The element of congealing;
Thus it can make itself
A flaming aloe.


Light must reconcile itself with darkness.
They caress each other so gracefully
That only the highest and most subtle beauties are revealed.
I would be afraid of the blinding brightness of pure light
Without the depths of the unknown.
Mysteries are still left undressed,
And we can find new ways to become even more naked.
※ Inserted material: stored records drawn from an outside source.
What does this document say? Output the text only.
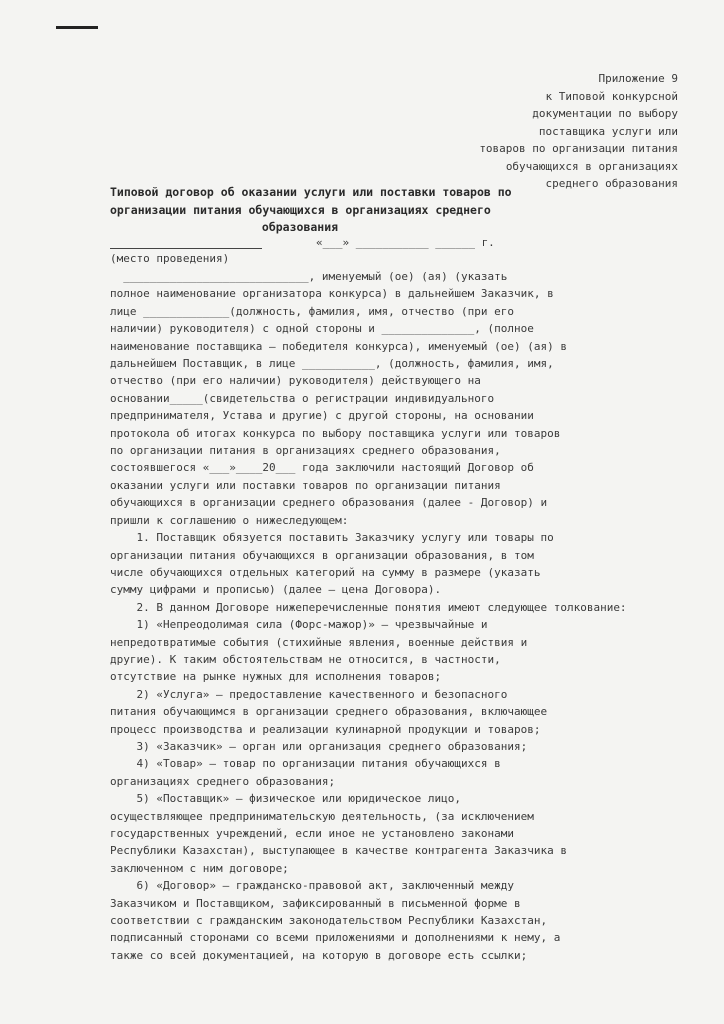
Приложение 9
к Типовой конкурсной
документации по выбору
поставщика услуги или
товаров по организации питания
обучающихся в организациях
среднего образования
Типовой договор об оказании услуги или поставки товаров по
организации питания обучающихся в организациях среднего
образования
«___» ___________ ______ г.
(место проведения)
____________________________, именуемый (ое) (ая) (указать
полное наименование организатора конкурса) в дальнейшем Заказчик, в
лице _____________(должность, фамилия, имя, отчество (при его
наличии) руководителя) с одной стороны и ______________, (полное
наименование поставщика – победителя конкурса), именуемый (ое) (ая) в
дальнейшем Поставщик, в лице ___________, (должность, фамилия, имя,
отчество (при его наличии) руководителя) действующего на
основании_____(свидетельства о регистрации индивидуального
предпринимателя, Устава и другие) с другой стороны, на основании
протокола об итогах конкурса по выбору поставщика услуги или товаров
по организации питания в организациях среднего образования,
состоявшегося «___»____20___ года заключили настоящий Договор об
оказании услуги или поставки товаров по организации питания
обучающихся в организации среднего образования (далее - Договор) и
пришли к соглашению о нижеследующем:
1. Поставщик обязуется поставить Заказчику услугу или товары по
организации питания обучающихся в организации образования, в том
числе обучающихся отдельных категорий на сумму в размере (указать
сумму цифрами и прописью) (далее – цена Договора).
2. В данном Договоре нижеперечисленные понятия имеют следующее толкование:
1) «Непреодолимая сила (Форс-мажор)» – чрезвычайные и
непредотвратимые события (стихийные явления, военные действия и
другие). К таким обстоятельствам не относится, в частности,
отсутствие на рынке нужных для исполнения товаров;
2) «Услуга» – предоставление качественного и безопасного
питания обучающимся в организации среднего образования, включающее
процесс производства и реализации кулинарной продукции и товаров;
3) «Заказчик» – орган или организация среднего образования;
4) «Товар» – товар по организации питания обучающихся в
организациях среднего образования;
5) «Поставщик» – физическое или юридическое лицо,
осуществляющее предпринимательскую деятельность, (за исключением
государственных учреждений, если иное не установлено законами
Республики Казахстан), выступающее в качестве контрагента Заказчика в
заключенном с ним договоре;
6) «Договор» – гражданско-правовой акт, заключенный между
Заказчиком и Поставщиком, зафиксированный в письменной форме в
соответствии с гражданским законодательством Республики Казахстан,
подписанный сторонами со всеми приложениями и дополнениями к нему, а
также со всей документацией, на которую в договоре есть ссылки;
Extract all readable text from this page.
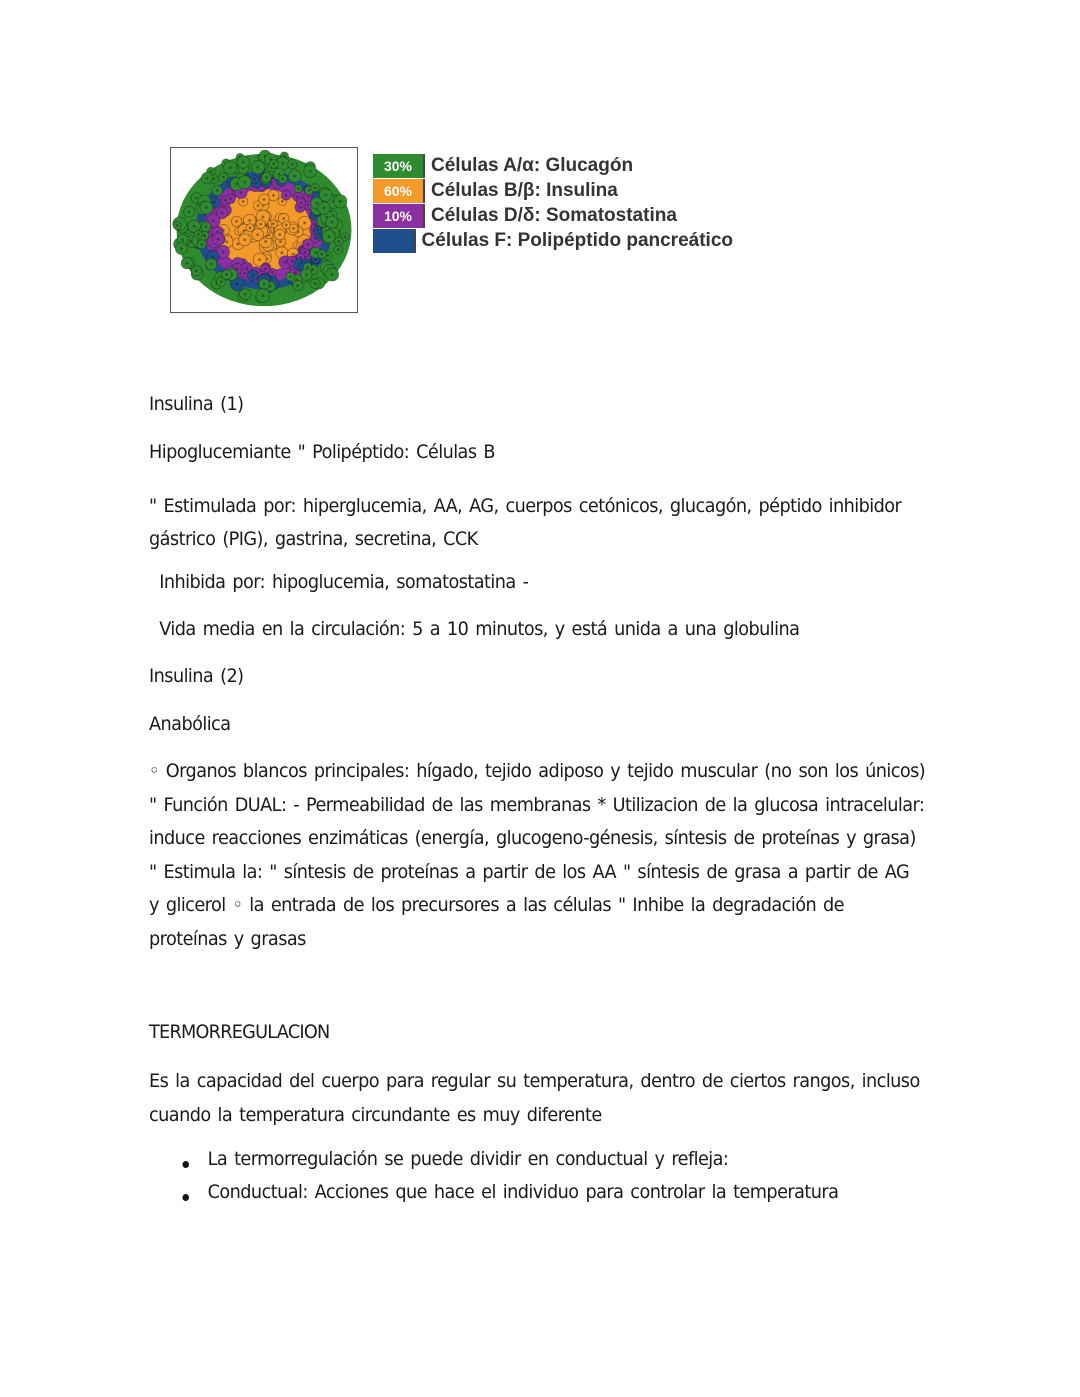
30% Células A/α: Glucagón
60% Células B/β: Insulina
10% Células D/δ: Somatostatina
Células F: Polipéptido pancreático

Insulina (1)

Hipoglucemiante " Polipéptido: Células B

" Estimulada por: hiperglucemia, AA, AG, cuerpos cetónicos, glucagón, péptido inhibidor gástrico (PIG), gastrina, secretina, CCK

Inhibida por: hipoglucemia, somatostatina -

Vida media en la circulación: 5 a 10 minutos, y está unida a una globulina

Insulina (2)

Anabólica

◦ Organos blancos principales: hígado, tejido adiposo y tejido muscular (no son los únicos) " Función DUAL: - Permeabilidad de las membranas * Utilizacion de la glucosa intracelular: induce reacciones enzimáticas (energía, glucogeno-génesis, síntesis de proteínas y grasa) " Estimula la: " síntesis de proteínas a partir de los AA " síntesis de grasa a partir de AG y glicerol ◦ la entrada de los precursores a las células " Inhibe la degradación de proteínas y grasas

TERMORREGULACION

Es la capacidad del cuerpo para regular su temperatura, dentro de ciertos rangos, incluso cuando la temperatura circundante es muy diferente

La termorregulación se puede dividir en conductual y refleja:
Conductual: Acciones que hace el individuo para controlar la temperatura
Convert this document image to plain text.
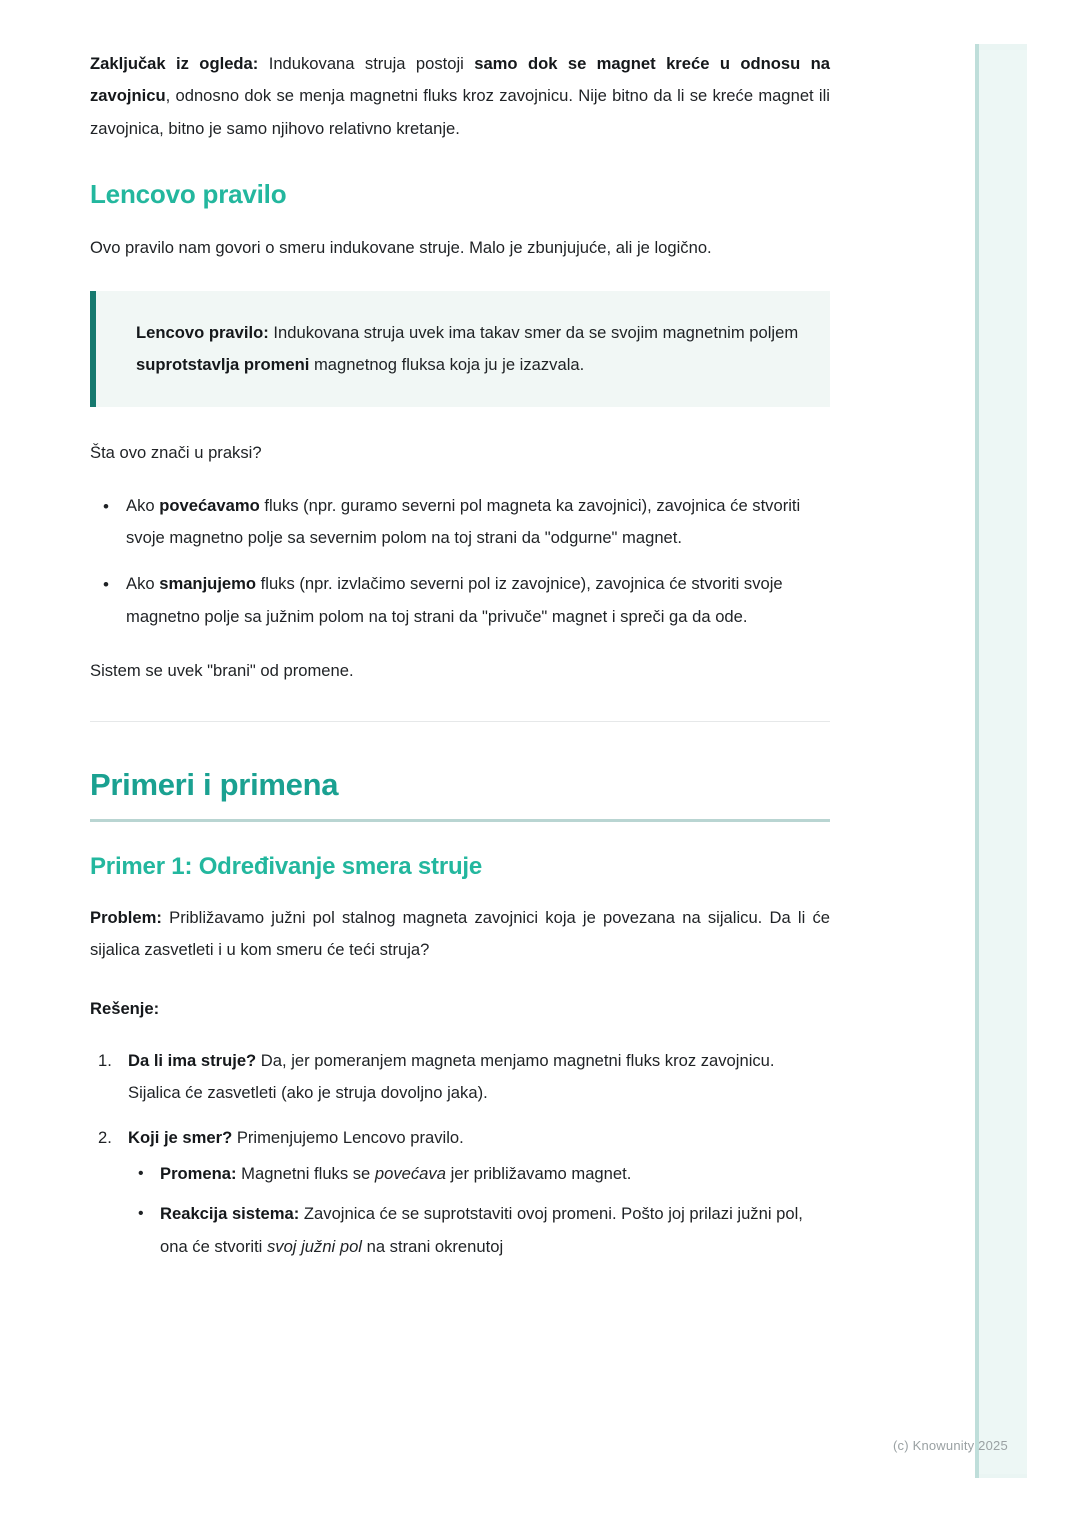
(c) Knowunity 2025

Zaključak iz ogleda: Indukovana struja postoji samo dok se magnet kreće u odnosu na zavojnicu, odnosno dok se menja magnetni fluks kroz zavojnicu. Nije bitno da li se kreće magnet ili zavojnica, bitno je samo njihovo relativno kretanje.

Lencovo pravilo

Ovo pravilo nam govori o smeru indukovane struje. Malo je zbunjujuće, ali je logično.

Lencovo pravilo: Indukovana struja uvek ima takav smer da se svojim magnetnim poljem suprotstavlja promeni magnetnog fluksa koja ju je izazvala.

Šta ovo znači u praksi?

• Ako povećavamo fluks (npr. guramo severni pol magneta ka zavojnici), zavojnica će stvoriti svoje magnetno polje sa severnim polom na toj strani da "odgurne" magnet.
• Ako smanjujemo fluks (npr. izvlačimo severni pol iz zavojnice), zavojnica će stvoriti svoje magnetno polje sa južnim polom na toj strani da "privuče" magnet i spreči ga da ode.

Sistem se uvek "brani" od promene.

Primeri i primena
Primer 1: Određivanje smera struje

Problem: Približavamo južni pol stalnog magneta zavojnici koja je povezana na sijalicu. Da li će sijalica zasvetleti i u kom smeru će teći struja?

Rešenje:

Da li ima struje? Da, jer pomeranjem magneta menjamo magnetni fluks kroz zavojnicu. Sijalica će zasvetleti (ako je struja dovoljno jaka).
Koji je smer? Primenjujemo Lencovo pravilo.
• Promena: Magnetni fluks se povećava jer približavamo magnet.
• Reakcija sistema: Zavojnica će se suprotstaviti ovoj promeni. Pošto joj prilazi južni pol, ona će stvoriti svoj južni pol na strani okrenutoj
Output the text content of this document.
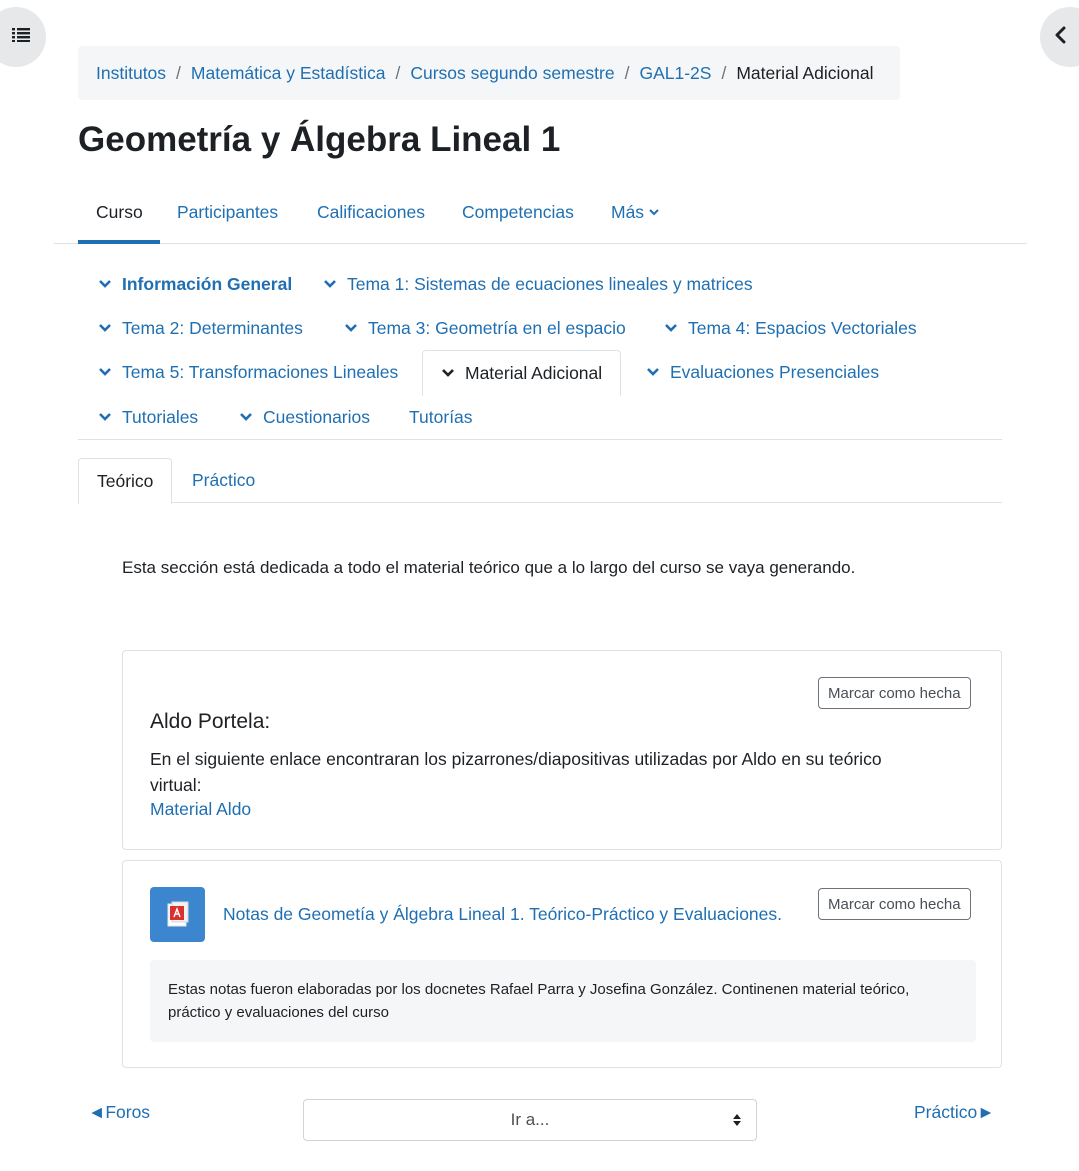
Institutos / Matemática y Estadística / Cursos segundo semestre / GAL1-2S / Material Adicional
Geometría y Álgebra Lineal 1
Curso Participantes Calificaciones Competencias Más
Información General	Tema 1: Sistemas de ecuaciones lineales y matrices
Tema 2: Determinantes	Tema 3: Geometría en el espacio	Tema 4: Espacios Vectoriales
Tema 5: Transformaciones Lineales	Material Adicional	Evaluaciones Presenciales
Tutoriales	Cuestionarios Tutorías
Teórico	Práctico
Esta sección está dedicada a todo el material teórico que a lo largo del curso se vaya generando.
Marcar como hecha
Aldo Portela:
En el siguiente enlace encontraran los pizarrones/diapositivas utilizadas por Aldo en su teórico virtual:
Material Aldo
Notas de Geometía y Álgebra Lineal 1. Teórico-Práctico y Evaluaciones.	Marcar como hecha
Estas notas fueron elaboradas por los docnetes Rafael Parra y Josefina González. Continenen material teórico, práctico y evaluaciones del curso
◄Foros	Ir a...	Práctico►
When we can see our nakedness
Then we can face God unashamed.
I might try on a garment of shame;
See how it feels and looks to others,
Or in my reflections.
But, then I will throw it off
So that I can rub against you
More naked.
Raw nerves.
Pure feeling.
Love cleanses our bodies
Of all superfluities
Like doubt;
This process is repeated again and again
Until nothing is left but pure soul.
We merge into one through mutual attraction
Without clinging
Until the garments we call our bodies
Melt away in the fire of old age and decay.
Let that fire burn fully
Until nothing is left to smolder.
I pity those whose lives are only acrid smoke.

Fire and burning seem to be recurring themes in my love poetry. The burning is the feeling of passion and lust, but it also represents the unveiling and deepening process that happens in a love relationship.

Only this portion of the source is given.